The existence of the Tree of Knowledge indicates the probability from the beginning of the perfect man’s separation from the Source. The Father-God was aware of the possibility, yet did not know if, how, or when it would happen until the soul, by its own choice, caused it to be so.
We recall at this point that Joshua was aiding Moses in the composition and interpretation of this myth.

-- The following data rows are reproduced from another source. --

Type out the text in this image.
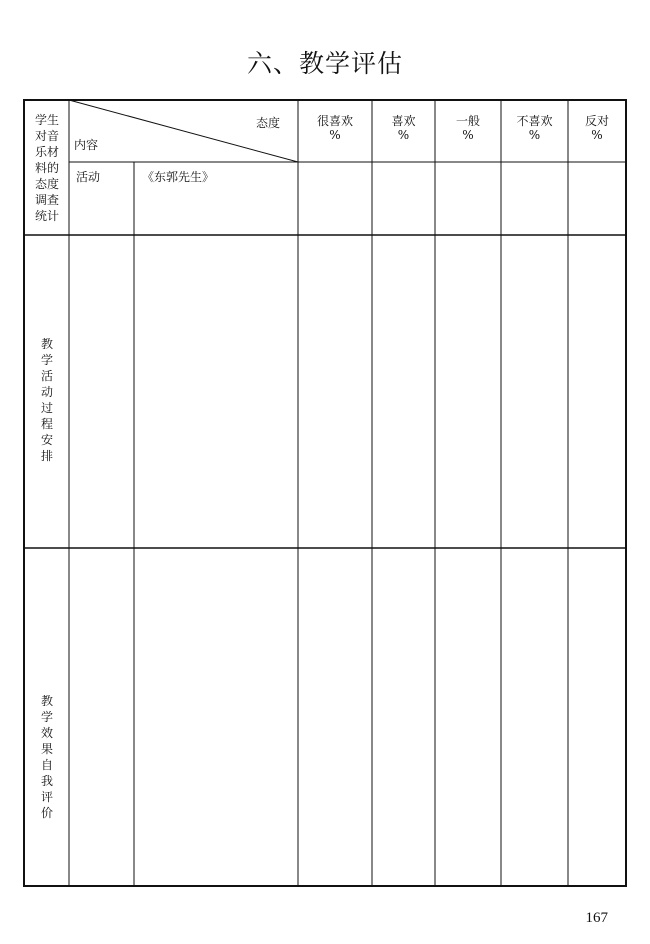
六、教学评估
学生
对音
乐材
料的
态度
调查
统计
态度
内容
很喜欢
%
喜欢
%
一般
%
不喜欢
%
反对
%
活动	《东郭先生》
教
学
活
动
过
程
安
排
教
学
效
果
自
我
评
价
167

The two Trees are reflected in the two principles he later voiced in his great statement, so often quoted in the readings:
There is set before you good and evil, life and death, choose thou this day whom you will serve. As for me and my house, we will serve the Living God. (Joshua 24:15)
These two principles of spirit still exist, as they did in the beginning. A soul can choose consistently to eat from the Tree of Life, and thus maintain his connection to the Source; or use his existence to experience the things of the world in a manner which gives him knowledge, yet results in separation and eventual death of the Spirit within.
Death does not come in a moment, or even in an epoch, but if the soul continues to sin, continues ‘to eat,’ then it reaps its karma from the laws of cause and effect.
It was six hundred years before Adam died.
And again He has said, as He showed the way, as He fulfilled in giving His life, “In the day ye eat thereof ye shall surely die.” Yet the tempter said, “Not surely die,” for it may be put off; and it was—six hundred years—and yet death came, the pangs of the loss of self.